Trademark Appeal Case
文字の大小と称呼の類似性
本データベースは、特許庁の審決例をAIで解析・要約したものです。拒絶理由通知に対する意見書作成や、審判請求書等の作成時の参考としてお役立てください。
基本情報
| 審判番号 | 不服2005−8662(T2005−8662/J1) |
|---|---|
| 審判種別 | 不服 |
| 結論 | 敗訴(請求棄却) |
理由テキスト
1 本願商標
本願商標は、別掲のとおりの構成からなり、第25類「履物類,ブーツ,靴,スリッパ,木底靴,木靴,サンダル」を指定商品として、平成16年3月17日に登録出願されたものである。
2 原査定で引用した商標
原査定において、本願の拒絶の理由に引用した登録第2077738号商標(以下「引用商標」という。)は、「ART」の欧文字を横書きしてなり、昭和58年7月8日に登録出願、第22類「短ぐつ、長ぐつ、婦人ぐつ、オ−バ−シユ−ズ」を指定商品として、同63年9月30日に設定登録されたものであり、現に有効に存続しているものである。
3 当審の判断
本願商標は、別掲に示したとおり、「art」の文字をやゝデザイン化して表し、その左肩に、「+」と「×」の記号を不揃いな状態に組み合わせたかの如き図形を小さく配した構成からなるものである。

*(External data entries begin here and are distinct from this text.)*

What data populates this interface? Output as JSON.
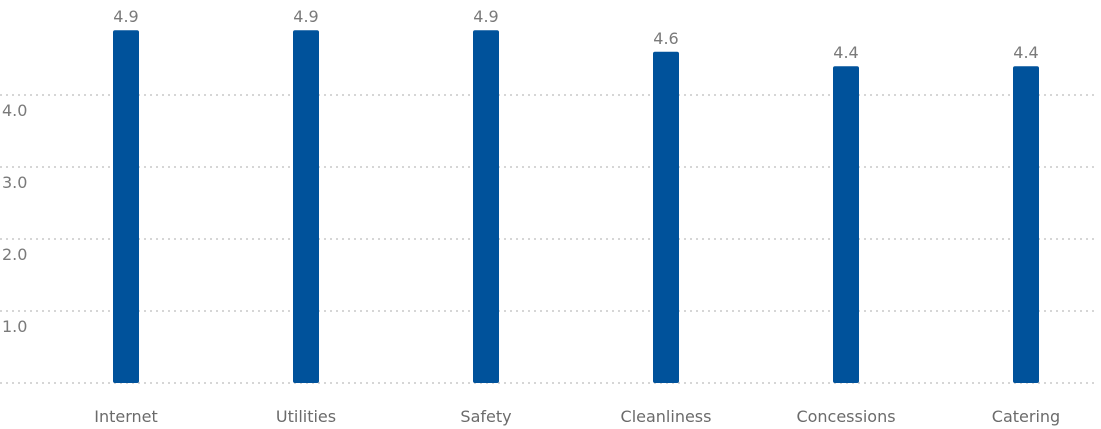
{
  "chart_data": {
    "type": "bar",
    "categories": [
      "Internet",
      "Utilities",
      "Safety",
      "Cleanliness",
      "Concessions",
      "Catering"
    ],
    "values": [
      4.9,
      4.9,
      4.9,
      4.6,
      4.4,
      4.4
    ],
    "value_labels": [
      "4.9",
      "4.9",
      "4.9",
      "4.6",
      "4.4",
      "4.4"
    ],
    "title": "",
    "xlabel": "",
    "ylabel": "",
    "ylim": [
      0,
      5
    ],
    "yticks": [
      1.0,
      2.0,
      3.0,
      4.0
    ],
    "ytick_labels": [
      "1.0",
      "2.0",
      "3.0",
      "4.0"
    ],
    "grid": true,
    "legend": "none",
    "bar_color": "#00529b"
  }
}
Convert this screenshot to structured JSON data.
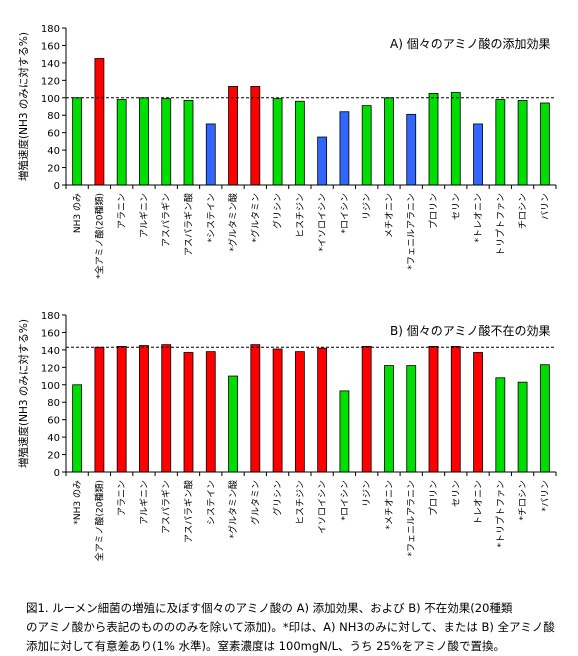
{
  "chart_data": [
    {
      "type": "bar",
      "title": "A) 個々のアミノ酸の添加効果",
      "ylabel": "増殖速度(NH3 のみに対する%)",
      "ylim": [
        0,
        180
      ],
      "yticks": [
        0,
        20,
        40,
        60,
        80,
        100,
        120,
        140,
        160,
        180
      ],
      "reference_line": 100,
      "grid": false,
      "categories": [
        "NH3 のみ",
        "*全アミノ酸(20種類)",
        "アラニン",
        "アルギニン",
        "アスパラギン",
        "アスパラギン酸",
        "*システイン",
        "*グルタミン酸",
        "*グルタミン",
        "グリシン",
        "ヒスチジン",
        "*イソロイシン",
        "*ロイシン",
        "リジン",
        "メチオニン",
        "*フェニルアラニン",
        "プロリン",
        "セリン",
        "*トレオニン",
        "トリプトファン",
        "チロシン",
        "バリン"
      ],
      "values": [
        100,
        145,
        98,
        100,
        99,
        97,
        70,
        113,
        113,
        99,
        96,
        55,
        84,
        91,
        100,
        81,
        105,
        106,
        70,
        98,
        97,
        94
      ],
      "colors": [
        "#00dd00",
        "#ff0000",
        "#00dd00",
        "#00dd00",
        "#00dd00",
        "#00dd00",
        "#3366ff",
        "#ff0000",
        "#ff0000",
        "#00dd00",
        "#00dd00",
        "#3366ff",
        "#3366ff",
        "#00dd00",
        "#00dd00",
        "#3366ff",
        "#00dd00",
        "#00dd00",
        "#3366ff",
        "#00dd00",
        "#00dd00",
        "#00dd00"
      ]
    },
    {
      "type": "bar",
      "title": "B) 個々のアミノ酸不在の効果",
      "ylabel": "増殖速度(NH3 のみに対する%)",
      "ylim": [
        0,
        180
      ],
      "yticks": [
        0,
        20,
        40,
        60,
        80,
        100,
        120,
        140,
        160,
        180
      ],
      "reference_line": 143,
      "grid": false,
      "categories": [
        "*NH3 のみ",
        "全アミノ酸(20種類)",
        "アラニン",
        "アルギニン",
        "アスパラギン",
        "アスパラギン酸",
        "システイン",
        "*グルタミン酸",
        "グルタミン",
        "グリシン",
        "ヒスチジン",
        "イソロイシン",
        "*ロイシン",
        "リジン",
        "*メチオニン",
        "*フェニルアラニン",
        "プロリン",
        "セリン",
        "トレオニン",
        "*トリプトファン",
        "*チロシン",
        "*バリン"
      ],
      "values": [
        100,
        143,
        144,
        145,
        146,
        137,
        138,
        110,
        146,
        141,
        138,
        142,
        93,
        144,
        122,
        122,
        144,
        144,
        137,
        108,
        103,
        123
      ],
      "colors": [
        "#00dd00",
        "#ff0000",
        "#ff0000",
        "#ff0000",
        "#ff0000",
        "#ff0000",
        "#ff0000",
        "#00dd00",
        "#ff0000",
        "#ff0000",
        "#ff0000",
        "#ff0000",
        "#00dd00",
        "#ff0000",
        "#00dd00",
        "#00dd00",
        "#ff0000",
        "#ff0000",
        "#ff0000",
        "#00dd00",
        "#00dd00",
        "#00dd00"
      ]
    }
  ],
  "caption": "図1. ルーメン細菌の増殖に及ぼす個々のアミノ酸の A) 添加効果、および B) 不在効果(20種類\nのアミノ酸から表記のものののみを除いて添加)。*印は、A) NH3のみに対して、または B) 全アミノ酸\n添加に対して有意差あり(1% 水準)。窒素濃度は 100mgN/L、うち 25%をアミノ酸で置換。"
}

しかして、該図形部分は、特定の記号・符合を表したものとは認められないから、これより一定の称呼、観念が生ずるものとは認められず、また、上記の如き構成のもとにおいては、文字部分は、図形部分から視覚上明瞭に分離して看取されるものである。
そうとすれば、本願商標は、図形部分と文字部分とを常に一体不可分のものとして把握されるものとはいい難く、「art」の文字部分もそれ自体、独立して自他商品の識別標識としての機能を果たし得るものであるから、本願商標に接する取引者・需要者は、顕著に表された「art」の文字部分に着目して取引に当たる場合も決して少なくないものとみるのが相当である。
してみれば、本願商標は、該「art」の文字に相応して、単に、「アート」の称呼及び「芸術、美術」等の観念を生ずるものといわなければならない。

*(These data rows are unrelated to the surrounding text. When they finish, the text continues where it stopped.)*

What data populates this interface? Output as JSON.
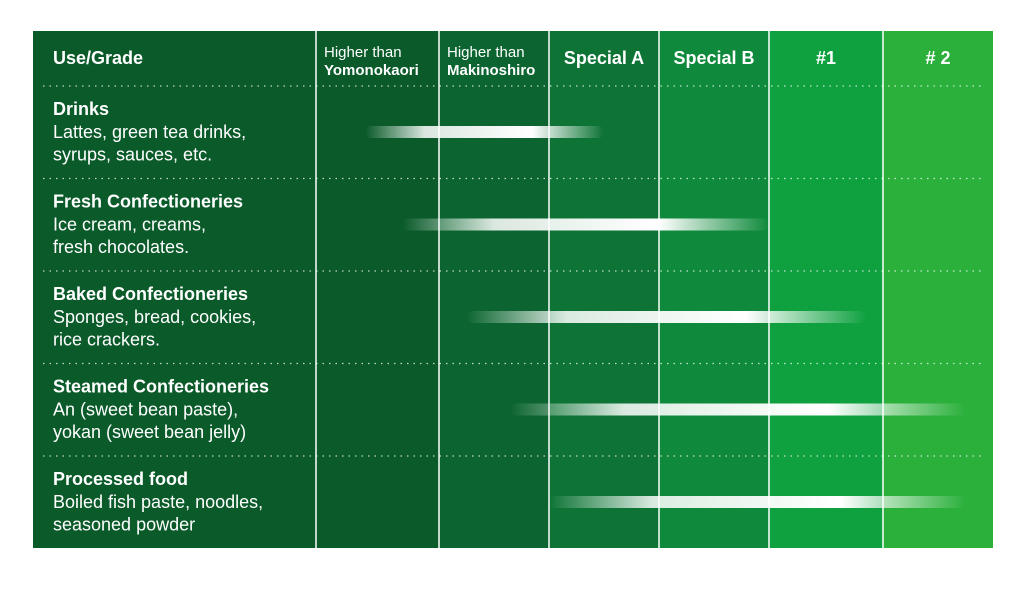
{
  "chart_data": {
    "type": "table",
    "corner_label": "Use/Grade",
    "columns": [
      {
        "line1": "Higher than",
        "line2": "Yomonokaori"
      },
      {
        "line1": "Higher than",
        "line2": "Makinoshiro"
      },
      {
        "label": "Special A"
      },
      {
        "label": "Special B"
      },
      {
        "label": "#1"
      },
      {
        "label": "# 2"
      }
    ],
    "column_colors": [
      "#0a5a2a",
      "#0c6530",
      "#0d7435",
      "#0f8a3c",
      "#0fa140",
      "#2bb03c"
    ],
    "label_column_color": "#0a5a2a",
    "rows": [
      {
        "title": "Drinks",
        "desc": [
          "Lattes, green tea drinks,",
          "syrups, sauces, etc."
        ],
        "range_start_col": 0.4,
        "range_end_col": 2.5
      },
      {
        "title": "Fresh Confectioneries",
        "desc": [
          "Ice cream, creams,",
          "fresh chocolates."
        ],
        "range_start_col": 0.7,
        "range_end_col": 4.0
      },
      {
        "title": "Baked Confectioneries",
        "desc": [
          "Sponges, bread, cookies,",
          "rice crackers."
        ],
        "range_start_col": 1.25,
        "range_end_col": 4.85
      },
      {
        "title": "Steamed Confectioneries",
        "desc": [
          "An (sweet bean paste),",
          "yokan (sweet bean jelly)"
        ],
        "range_start_col": 1.65,
        "range_end_col": 5.75
      },
      {
        "title": "Processed food",
        "desc": [
          "Boiled fish paste, noodles,",
          "seasoned powder"
        ],
        "range_start_col": 2.0,
        "range_end_col": 5.75
      }
    ]
  }
}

他方、引用商標は、前記2のとおりの構成からなるものであるから、その構成文字に相応して、「アート」の称呼及び「芸術、美術」等の観念を生ずるものである。
してみれば、本願商標と引用商標とは、「アート」の称呼及び「芸術、美術」等の観念を共通にし、加えて、本願商標と引用商標とは、全体の外観を異にするとしても、文字部分については、我が国においても親しまれている英単語の小文字と大文字の綴り字の差異にすぎないから、外観においても互いに共通する要素を有するものといわなければならない。そして、本願商標の指定商品は、引用商標の指定商品と同一又は類似する商品を含むものと認められる。

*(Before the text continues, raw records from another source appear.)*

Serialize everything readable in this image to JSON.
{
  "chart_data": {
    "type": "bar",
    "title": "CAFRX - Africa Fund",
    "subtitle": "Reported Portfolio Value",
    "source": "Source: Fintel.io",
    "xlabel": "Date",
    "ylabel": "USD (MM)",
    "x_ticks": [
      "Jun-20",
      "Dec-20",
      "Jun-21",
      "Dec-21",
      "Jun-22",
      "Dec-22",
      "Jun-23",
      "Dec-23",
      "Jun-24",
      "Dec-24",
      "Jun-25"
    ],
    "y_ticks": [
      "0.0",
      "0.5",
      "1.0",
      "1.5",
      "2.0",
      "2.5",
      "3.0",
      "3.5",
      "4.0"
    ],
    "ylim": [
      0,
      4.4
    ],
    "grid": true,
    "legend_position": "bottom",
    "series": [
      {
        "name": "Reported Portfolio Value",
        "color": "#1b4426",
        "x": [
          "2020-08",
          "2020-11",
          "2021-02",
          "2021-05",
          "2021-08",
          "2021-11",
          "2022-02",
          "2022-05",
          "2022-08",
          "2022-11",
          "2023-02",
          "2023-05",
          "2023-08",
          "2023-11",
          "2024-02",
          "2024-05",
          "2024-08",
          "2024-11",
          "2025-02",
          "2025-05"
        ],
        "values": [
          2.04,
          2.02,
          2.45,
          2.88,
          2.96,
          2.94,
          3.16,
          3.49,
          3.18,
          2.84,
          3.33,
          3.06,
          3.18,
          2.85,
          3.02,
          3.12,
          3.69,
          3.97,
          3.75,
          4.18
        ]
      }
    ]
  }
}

なお、請求人は、「art」及び「ART」は、履物分野において、その商品が芸術的、技術的なものであることを意味する用語にすぎず、単に商品の品質、内容に関する記述的な用語である旨主張しているが、「art」及び「ART」の文字が履物分野(本願指定商品)において、商品の品質等を表示するものとして普通に使用されているとする証左は見当たらないものであるから、請求人の上記主張は、採用することができない。
また、請求人は、引用商標に対して不使用取消審判を請求したので、これが確定するまで本件の審理を猶与するよう主張していたが、引用商標に対する該取消審判事件(取消2005−30632)は、平成18年9月26日に不成立とする審決がなされ、その確定登録が平成19年3月1日になされているものである。
したがって、本願商標が商標法第4条第1項第11号に該当するとして、本願を拒絶した原査定は、妥当であって取り消すことはできない。
よって、結論のとおり審決する。